No. of Recommendations: 1
nothing new to add for BRO, except simplistically :
- when BRO steadily makes small acqs and the sharprice only goes up, the market considers them "compounding royalty".
- when BRO attempts to move the (business) needle via its largest acq based on past experience\success, and the relatively soft insurance market is abandoned for speculative memes, BRO is seen as an obsolete growth trap.
No. of Recommendations: 6
I've heard good things about AJG as a long term investment, but I don't know the firm well.
Why does the share count rise so much over the years? Typically over 5%/year in the last ~15 years. The usual interpretation is that management is too quick to "spend" equity, but is there an exception here? Continuous small acquisitions using equity, something defensible?

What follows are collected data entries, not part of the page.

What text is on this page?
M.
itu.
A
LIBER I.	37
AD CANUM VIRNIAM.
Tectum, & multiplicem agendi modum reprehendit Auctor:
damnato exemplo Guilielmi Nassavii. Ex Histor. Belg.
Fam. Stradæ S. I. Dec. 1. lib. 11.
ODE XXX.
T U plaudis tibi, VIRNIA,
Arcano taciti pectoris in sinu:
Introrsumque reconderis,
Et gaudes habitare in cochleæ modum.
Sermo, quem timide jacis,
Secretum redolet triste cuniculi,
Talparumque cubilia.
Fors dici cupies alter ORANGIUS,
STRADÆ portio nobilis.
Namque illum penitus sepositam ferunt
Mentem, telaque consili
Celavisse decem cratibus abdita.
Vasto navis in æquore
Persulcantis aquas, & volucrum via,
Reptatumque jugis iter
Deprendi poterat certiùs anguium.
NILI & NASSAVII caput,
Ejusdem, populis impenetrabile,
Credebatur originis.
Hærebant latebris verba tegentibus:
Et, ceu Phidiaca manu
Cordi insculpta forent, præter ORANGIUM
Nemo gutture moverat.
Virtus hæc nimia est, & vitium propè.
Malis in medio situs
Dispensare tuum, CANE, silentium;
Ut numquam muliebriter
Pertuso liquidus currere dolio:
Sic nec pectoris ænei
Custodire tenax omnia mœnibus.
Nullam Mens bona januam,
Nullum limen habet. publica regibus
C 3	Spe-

Looking at the last 13 figures for rolling-three-year share count growth, median share count growth figure is +5.7%/year, lowest +1.8%/year.
Jim
No. of Recommendations: 0
I didn't do a deep analysis but after some study, I opened a small position in AJG back in September as part of a strategy to diversify a bit away from Berkshire Hathaway. Looks like I was a bit early.
StevnFool
No. of Recommendations: 5
I think a lot of the newly issued shares have been used for acquisitions -- AJG has a bit of an empire building complex (though in fairness some of the middle market insurance brokers were tempting targets). About a year ago AJG issued a bunch of shares (when they were trading just under $300/share) for the AssuredPartners acquisition (~$13.5B). As a casual observer I haven't been particularly impressed thus far: it looks like they overpaid (though partly in overvalued AJG shares), overpromised on synergies (par for the course), and confused a lot of AP employees, but it's early days yet and may yet sort itself out.